Peki Türkiye’de ilaç sektörü fiyat düzenlemesinden bunca şikayetçiyken, yatırımların devam ediyor olması nasıl yorumlanmalı? Mark Dekker, bu konudaki bir soruyu Türkiye ilaç pazarının büyüklüğünün altını çizerek yanıtladı: “Türkiye’deki fiyatlandırma yapısı bizim için zorlayıcı. Ama tabii bunun Türkiye’de doğurduğu bir takım pozitif sonuçları reddetmemek lazım. Çünkü bu uygulama sayesinde ilaçlara erişim Türkiye’de oldukça yüksek. Ama bizim için kaygı verici bir faktör; inovatif ürünlerin Türkiye’ye girmesi yönünde bu fiyat seviyesi uzun vadede risk teşkil edecektir.”

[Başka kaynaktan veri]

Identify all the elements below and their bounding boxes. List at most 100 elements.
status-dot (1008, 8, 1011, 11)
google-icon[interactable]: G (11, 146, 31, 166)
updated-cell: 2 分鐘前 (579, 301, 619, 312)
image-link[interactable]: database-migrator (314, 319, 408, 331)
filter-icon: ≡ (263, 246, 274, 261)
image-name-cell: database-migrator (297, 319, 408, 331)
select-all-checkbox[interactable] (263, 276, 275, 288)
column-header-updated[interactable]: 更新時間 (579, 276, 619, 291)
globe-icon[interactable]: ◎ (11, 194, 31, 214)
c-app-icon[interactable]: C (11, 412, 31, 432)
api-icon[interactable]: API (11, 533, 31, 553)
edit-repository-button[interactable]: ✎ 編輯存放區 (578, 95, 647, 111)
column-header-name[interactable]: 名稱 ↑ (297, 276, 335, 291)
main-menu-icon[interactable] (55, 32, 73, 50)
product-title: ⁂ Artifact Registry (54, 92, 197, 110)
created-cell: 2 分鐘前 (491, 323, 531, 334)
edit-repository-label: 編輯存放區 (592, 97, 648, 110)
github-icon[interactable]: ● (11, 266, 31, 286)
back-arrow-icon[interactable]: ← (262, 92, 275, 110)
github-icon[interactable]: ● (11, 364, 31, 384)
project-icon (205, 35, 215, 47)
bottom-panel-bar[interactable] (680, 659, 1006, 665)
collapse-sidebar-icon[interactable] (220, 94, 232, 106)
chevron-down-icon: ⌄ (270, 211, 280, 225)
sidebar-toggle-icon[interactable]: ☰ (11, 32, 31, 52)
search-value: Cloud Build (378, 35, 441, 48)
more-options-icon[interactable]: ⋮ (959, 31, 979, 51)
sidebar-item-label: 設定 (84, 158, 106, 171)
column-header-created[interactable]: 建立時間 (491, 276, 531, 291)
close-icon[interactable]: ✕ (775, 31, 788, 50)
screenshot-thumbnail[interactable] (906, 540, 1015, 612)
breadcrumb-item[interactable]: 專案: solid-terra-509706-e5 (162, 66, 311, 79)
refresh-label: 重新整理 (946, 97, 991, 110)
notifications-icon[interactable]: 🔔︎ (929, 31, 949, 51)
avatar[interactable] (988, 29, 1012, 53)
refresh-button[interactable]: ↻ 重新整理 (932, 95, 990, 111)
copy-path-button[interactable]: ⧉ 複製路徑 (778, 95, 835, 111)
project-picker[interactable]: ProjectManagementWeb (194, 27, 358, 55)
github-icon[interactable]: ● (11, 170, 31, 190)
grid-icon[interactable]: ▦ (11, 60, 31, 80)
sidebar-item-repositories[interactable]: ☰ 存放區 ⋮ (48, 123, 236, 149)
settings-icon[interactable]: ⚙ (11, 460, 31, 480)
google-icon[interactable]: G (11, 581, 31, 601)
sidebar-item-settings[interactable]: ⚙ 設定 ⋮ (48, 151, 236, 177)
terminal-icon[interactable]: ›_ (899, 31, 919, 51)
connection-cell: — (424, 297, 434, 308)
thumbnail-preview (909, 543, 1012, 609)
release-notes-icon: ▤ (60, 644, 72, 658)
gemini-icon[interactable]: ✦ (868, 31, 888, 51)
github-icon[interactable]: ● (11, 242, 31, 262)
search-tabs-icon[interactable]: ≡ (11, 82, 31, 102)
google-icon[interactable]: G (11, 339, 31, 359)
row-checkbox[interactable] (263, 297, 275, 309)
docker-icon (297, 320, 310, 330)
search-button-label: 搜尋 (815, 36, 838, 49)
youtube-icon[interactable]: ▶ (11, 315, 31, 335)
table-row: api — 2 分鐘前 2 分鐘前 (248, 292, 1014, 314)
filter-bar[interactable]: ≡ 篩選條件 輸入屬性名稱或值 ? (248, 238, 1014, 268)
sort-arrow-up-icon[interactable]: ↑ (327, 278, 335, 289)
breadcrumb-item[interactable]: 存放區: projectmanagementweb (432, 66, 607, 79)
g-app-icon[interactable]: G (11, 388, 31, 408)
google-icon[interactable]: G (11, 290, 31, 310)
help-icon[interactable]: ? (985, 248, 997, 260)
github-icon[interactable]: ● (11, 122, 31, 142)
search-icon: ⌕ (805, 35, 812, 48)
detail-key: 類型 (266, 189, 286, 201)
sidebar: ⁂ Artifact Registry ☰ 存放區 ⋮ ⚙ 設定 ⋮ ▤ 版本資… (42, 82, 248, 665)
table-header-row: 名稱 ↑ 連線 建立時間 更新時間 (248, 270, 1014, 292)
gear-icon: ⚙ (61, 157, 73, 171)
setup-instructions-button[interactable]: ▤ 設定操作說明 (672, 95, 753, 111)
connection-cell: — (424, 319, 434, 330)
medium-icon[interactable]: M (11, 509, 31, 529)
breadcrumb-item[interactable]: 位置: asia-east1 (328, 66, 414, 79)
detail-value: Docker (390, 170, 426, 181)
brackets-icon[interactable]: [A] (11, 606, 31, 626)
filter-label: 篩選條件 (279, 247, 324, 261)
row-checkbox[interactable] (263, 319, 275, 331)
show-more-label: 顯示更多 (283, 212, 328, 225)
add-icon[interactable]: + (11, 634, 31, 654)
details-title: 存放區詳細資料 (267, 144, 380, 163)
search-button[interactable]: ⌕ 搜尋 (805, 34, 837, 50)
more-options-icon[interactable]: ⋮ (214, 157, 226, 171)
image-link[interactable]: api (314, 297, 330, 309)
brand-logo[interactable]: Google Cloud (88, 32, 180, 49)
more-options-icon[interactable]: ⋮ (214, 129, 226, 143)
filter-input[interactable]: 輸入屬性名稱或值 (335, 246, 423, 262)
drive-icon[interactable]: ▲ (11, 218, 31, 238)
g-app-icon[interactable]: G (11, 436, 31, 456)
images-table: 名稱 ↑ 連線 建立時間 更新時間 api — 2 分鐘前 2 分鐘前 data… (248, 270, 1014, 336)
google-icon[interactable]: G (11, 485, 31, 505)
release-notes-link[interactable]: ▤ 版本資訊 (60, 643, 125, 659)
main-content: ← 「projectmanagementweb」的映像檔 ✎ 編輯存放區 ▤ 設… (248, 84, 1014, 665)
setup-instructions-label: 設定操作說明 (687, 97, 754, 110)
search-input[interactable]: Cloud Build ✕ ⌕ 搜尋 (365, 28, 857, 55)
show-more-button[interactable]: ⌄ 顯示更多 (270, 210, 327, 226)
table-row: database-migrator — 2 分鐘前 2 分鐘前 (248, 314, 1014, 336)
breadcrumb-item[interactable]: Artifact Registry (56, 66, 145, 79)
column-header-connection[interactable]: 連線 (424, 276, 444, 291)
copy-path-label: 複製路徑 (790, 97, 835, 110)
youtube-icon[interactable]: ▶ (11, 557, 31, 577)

İlaçlar uzun tartışmalar sonrası
Türkiye’ye geliyor Dekker, bu noktada kanser ürünlerinin fiyat baskısı nedeniyle piyasada zor bulunması ile ilgili soruyu ise, “Biz de kendi onkoloji ürünlerimizi Türkiye’ye getirirken hem kendi içimizde hem de devletle uzun uzun tartışmalar yaşadık, bu süreç sonrası ürünleri makul bir fiyat üzerinde anlaşıp da getirdik. Bütün görüşmelerde diyoruz ki, bu işin bir maliyet boyutu olabilir ama bir de her hasta ve ürünlerin kattığı değer boyutu var” sözleriyle yanıtladı. Dekker, Türkiye’de ruhsatlandırma sürecinin uzaması ile ilgili olarak ise sadece bu nedenle birçok ürünün ülkemize Avrupa’dan 4-5 yıl geç geldiğini söyledi.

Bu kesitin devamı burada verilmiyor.